Like most neighborhoods, the virus-shutdown has left Houston's Southeast and East sides very slow as people, mostly, stay in and businesses are closed.
On Almeda Road, the Melodrama Boutique is locked-up tight. Jackie Adams opened the business 17 years ago, and she is not letting the closed-door keep her down. On the boutique's Facebook page, there is a steady stream of ads for fashion that is ready to go and clients are still making some purchases and getting the merchandise delivered, by mail.
"Anxiety is not going to help, especially during the times that I still want my business to be open," says Adams, "So I have to use the anxiety and turn that into a work-level where I really focus on my business and what can I do from my home."
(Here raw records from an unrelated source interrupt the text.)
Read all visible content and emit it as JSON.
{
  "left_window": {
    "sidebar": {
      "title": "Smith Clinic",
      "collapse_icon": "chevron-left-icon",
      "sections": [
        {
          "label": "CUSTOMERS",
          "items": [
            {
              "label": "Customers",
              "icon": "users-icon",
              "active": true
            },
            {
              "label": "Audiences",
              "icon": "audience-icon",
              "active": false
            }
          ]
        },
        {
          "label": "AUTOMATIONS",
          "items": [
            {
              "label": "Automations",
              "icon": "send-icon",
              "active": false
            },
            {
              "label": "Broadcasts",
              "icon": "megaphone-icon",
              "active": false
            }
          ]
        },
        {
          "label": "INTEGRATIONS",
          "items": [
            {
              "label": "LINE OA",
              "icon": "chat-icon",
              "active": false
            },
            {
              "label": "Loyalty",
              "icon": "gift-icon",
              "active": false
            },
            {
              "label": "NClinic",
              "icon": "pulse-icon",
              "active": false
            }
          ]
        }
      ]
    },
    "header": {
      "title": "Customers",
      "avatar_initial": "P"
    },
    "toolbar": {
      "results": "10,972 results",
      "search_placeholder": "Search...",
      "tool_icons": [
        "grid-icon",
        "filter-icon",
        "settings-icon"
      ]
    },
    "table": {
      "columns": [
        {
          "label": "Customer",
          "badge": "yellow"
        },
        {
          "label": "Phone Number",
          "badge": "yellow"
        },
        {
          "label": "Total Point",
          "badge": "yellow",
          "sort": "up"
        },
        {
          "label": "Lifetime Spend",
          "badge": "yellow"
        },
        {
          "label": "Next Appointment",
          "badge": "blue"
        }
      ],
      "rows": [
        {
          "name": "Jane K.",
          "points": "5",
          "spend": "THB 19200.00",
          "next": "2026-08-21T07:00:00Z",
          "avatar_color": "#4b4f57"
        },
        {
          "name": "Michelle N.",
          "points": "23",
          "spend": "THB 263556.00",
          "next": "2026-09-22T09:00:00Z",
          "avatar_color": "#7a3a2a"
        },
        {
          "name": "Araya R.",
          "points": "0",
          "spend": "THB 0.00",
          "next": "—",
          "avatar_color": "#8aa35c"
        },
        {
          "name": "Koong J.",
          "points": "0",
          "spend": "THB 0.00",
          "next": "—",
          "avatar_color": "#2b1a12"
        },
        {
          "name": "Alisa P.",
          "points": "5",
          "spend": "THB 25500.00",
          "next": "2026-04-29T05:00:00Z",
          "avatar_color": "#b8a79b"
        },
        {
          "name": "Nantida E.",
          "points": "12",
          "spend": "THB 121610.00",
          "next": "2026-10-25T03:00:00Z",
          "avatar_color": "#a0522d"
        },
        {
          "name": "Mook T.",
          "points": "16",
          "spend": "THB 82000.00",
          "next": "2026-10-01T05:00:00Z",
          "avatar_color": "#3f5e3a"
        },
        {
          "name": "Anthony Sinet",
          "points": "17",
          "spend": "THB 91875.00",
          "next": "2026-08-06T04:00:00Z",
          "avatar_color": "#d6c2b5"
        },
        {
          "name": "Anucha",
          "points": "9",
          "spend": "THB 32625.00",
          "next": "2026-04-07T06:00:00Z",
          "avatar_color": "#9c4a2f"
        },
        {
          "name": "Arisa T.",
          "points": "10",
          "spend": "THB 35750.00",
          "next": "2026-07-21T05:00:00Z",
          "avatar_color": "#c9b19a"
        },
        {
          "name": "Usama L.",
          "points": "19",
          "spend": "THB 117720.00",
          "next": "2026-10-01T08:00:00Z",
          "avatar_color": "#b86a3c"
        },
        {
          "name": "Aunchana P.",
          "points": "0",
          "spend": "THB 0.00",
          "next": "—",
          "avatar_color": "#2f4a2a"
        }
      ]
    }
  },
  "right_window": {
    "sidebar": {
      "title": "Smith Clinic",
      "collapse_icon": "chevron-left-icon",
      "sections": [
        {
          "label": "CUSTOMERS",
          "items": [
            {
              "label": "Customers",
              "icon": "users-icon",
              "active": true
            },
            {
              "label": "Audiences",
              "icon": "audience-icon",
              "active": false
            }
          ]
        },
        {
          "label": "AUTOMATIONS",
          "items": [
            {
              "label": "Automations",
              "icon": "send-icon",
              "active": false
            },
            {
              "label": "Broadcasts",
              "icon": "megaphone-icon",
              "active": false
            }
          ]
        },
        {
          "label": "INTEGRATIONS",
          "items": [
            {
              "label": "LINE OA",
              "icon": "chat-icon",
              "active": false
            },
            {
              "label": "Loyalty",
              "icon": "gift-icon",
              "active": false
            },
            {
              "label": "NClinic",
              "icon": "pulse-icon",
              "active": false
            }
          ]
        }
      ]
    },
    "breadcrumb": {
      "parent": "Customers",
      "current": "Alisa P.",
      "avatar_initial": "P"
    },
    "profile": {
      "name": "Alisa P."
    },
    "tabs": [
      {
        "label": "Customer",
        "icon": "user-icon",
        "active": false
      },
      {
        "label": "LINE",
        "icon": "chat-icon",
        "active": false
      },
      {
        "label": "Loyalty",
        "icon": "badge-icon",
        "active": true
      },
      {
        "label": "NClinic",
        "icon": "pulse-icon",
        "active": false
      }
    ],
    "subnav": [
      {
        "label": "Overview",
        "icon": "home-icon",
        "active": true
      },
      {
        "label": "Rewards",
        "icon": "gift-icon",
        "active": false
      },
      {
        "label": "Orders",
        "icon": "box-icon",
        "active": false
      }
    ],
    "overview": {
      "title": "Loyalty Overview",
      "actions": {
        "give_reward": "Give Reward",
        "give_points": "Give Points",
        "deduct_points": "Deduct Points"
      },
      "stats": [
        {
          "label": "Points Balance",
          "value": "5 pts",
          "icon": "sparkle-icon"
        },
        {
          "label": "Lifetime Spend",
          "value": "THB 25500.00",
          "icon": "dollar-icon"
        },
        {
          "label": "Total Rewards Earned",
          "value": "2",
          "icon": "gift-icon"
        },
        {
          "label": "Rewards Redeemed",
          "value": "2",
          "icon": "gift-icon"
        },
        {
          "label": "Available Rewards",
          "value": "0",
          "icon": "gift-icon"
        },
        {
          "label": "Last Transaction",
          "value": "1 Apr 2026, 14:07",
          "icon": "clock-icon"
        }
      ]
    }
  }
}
Unfortunately, that strategy won't work for everyone. Many small businesses are struggling and may continue to struggle. When Harris County commissioners passed a $10 million dollar small-business loan program, the response was overwhelming. In just over 24-hours, there were more than 7100 applications requesting for more than $150 million dollars.
"This proves that their back is a little broken, at the moment," says Precinct 2 Harris County Commissioner Adrian Garcia, who proposed the loan effort.
While Garcia looks for other ways to offer assistance, he thinks it's inevitable some businesses will never reopen. It will be bad news for the entrepreneurs, the people they employ, and customers who may depend on them being open. "It hurts my heart to think businesses will close who have been functioning so long, with no problems," says Garcia, "Even with hurricanes, they have been resilient but this pandemic may have proven too much for them."